1¾ cups all-purpose flour
2 tablespoons potato starch
1 teaspoon baking powder
1½ teaspoons ground ginger
¾ teaspoon kosher salt
¾ cup butter
3 ounces cream cheese
1½ plus ¼ cup sugar, divided
2 teaspoons fresh ginger, minced
2 tablespoons grated orange zest
2 tablespoons + ⅓ cup orange juice, divided
¼ cup cream, whipped to soft peaks
- Bring all ingredients to room temperature and preheat oven to 350 degrees.
- Sift together flour, potato starch, baking powder, and ground ginger.
- In a mixer, combine butter and cream cheese with a paddle until smooth.
- Add 1½ cups sugar, fresh ginger, and orange zest to the bowl and mix until light in color.
- Scrape down sides of bowl and add eggs one at a time, mixing between additions.
- Scrape down sides of bowl again. Add ½ of the dry ingredients, then add 2 tablespoons orange juice, and then add other half of the dry ingredients.
- Remove bowl from mixer. Fold in ⅓ of the whipped cream and once combined, fold in remaining whipped cream until just combined.
- Pour batter into 2 greased 8½” x 4½” loaf pans.
- Bake for 50 minutes or until a toothpick inserted into the middle comes out clean.
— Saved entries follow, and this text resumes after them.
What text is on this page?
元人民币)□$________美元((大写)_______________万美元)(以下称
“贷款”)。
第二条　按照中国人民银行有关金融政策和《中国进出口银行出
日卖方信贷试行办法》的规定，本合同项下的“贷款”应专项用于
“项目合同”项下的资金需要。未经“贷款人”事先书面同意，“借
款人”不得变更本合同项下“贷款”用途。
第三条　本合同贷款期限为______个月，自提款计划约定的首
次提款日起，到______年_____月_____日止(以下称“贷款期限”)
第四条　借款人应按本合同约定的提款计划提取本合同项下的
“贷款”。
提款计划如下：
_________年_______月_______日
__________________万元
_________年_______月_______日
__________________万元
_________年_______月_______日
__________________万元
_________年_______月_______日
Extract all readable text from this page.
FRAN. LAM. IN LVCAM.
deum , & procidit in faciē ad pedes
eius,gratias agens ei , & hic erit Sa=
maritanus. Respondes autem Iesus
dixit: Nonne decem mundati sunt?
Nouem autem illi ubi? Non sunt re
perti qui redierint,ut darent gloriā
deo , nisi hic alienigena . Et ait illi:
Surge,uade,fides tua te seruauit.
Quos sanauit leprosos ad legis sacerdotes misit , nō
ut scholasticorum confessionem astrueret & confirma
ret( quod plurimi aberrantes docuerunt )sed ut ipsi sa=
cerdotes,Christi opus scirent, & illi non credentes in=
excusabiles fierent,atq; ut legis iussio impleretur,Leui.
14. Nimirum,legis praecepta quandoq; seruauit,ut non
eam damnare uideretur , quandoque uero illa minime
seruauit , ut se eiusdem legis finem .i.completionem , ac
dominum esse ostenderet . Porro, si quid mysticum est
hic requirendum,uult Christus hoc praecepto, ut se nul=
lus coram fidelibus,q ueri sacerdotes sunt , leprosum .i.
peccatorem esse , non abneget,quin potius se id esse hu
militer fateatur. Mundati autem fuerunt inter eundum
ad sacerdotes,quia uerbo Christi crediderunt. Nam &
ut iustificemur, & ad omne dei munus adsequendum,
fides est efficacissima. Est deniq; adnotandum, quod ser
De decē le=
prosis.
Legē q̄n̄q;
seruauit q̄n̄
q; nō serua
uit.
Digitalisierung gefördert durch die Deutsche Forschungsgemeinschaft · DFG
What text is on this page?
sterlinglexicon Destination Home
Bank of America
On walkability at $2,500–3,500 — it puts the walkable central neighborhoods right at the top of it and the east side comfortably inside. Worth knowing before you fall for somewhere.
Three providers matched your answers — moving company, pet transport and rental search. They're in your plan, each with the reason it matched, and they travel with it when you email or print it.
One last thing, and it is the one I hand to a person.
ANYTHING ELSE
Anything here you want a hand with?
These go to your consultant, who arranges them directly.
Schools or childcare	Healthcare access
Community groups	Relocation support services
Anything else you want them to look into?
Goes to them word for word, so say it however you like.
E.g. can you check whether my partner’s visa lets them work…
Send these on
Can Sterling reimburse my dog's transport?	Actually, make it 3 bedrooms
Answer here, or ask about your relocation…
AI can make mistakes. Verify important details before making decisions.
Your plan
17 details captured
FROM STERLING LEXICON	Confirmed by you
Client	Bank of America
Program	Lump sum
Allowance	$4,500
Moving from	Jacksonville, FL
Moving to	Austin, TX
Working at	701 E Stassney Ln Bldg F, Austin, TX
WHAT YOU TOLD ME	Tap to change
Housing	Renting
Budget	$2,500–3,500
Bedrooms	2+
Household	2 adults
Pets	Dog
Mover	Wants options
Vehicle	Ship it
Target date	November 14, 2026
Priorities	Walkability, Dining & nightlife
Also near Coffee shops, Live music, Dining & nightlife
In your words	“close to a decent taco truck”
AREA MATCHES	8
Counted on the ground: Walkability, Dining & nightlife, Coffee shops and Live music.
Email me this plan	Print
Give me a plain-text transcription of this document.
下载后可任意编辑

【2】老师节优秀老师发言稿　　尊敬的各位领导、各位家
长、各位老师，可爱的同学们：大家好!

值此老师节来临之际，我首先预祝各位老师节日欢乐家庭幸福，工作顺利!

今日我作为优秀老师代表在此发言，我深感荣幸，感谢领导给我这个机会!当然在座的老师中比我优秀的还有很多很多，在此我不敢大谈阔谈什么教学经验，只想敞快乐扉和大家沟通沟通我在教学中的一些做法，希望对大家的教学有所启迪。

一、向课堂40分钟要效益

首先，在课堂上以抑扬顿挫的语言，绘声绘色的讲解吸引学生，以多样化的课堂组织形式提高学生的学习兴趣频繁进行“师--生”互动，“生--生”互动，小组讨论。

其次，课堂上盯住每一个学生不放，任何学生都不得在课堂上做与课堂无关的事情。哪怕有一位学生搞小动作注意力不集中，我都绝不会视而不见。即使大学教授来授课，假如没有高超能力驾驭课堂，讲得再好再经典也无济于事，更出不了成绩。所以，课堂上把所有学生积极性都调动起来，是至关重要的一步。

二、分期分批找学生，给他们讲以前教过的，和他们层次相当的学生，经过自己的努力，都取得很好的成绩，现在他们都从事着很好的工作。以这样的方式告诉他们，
Repeatedly poke top surface of cake with a toothpick, creating many small holes.
- For the glaze, combine ⅓ cup orange juice with ¼ cup sugar in a small saucepan and bring to a boil over medium heat. Cook until sugar has dissolved, then pour hot mixture over cakes.
- Let cakes cool and remove from pan. Wrap in parchment paper and finish with a bow as a lovely presentation for your favorite host or hostess.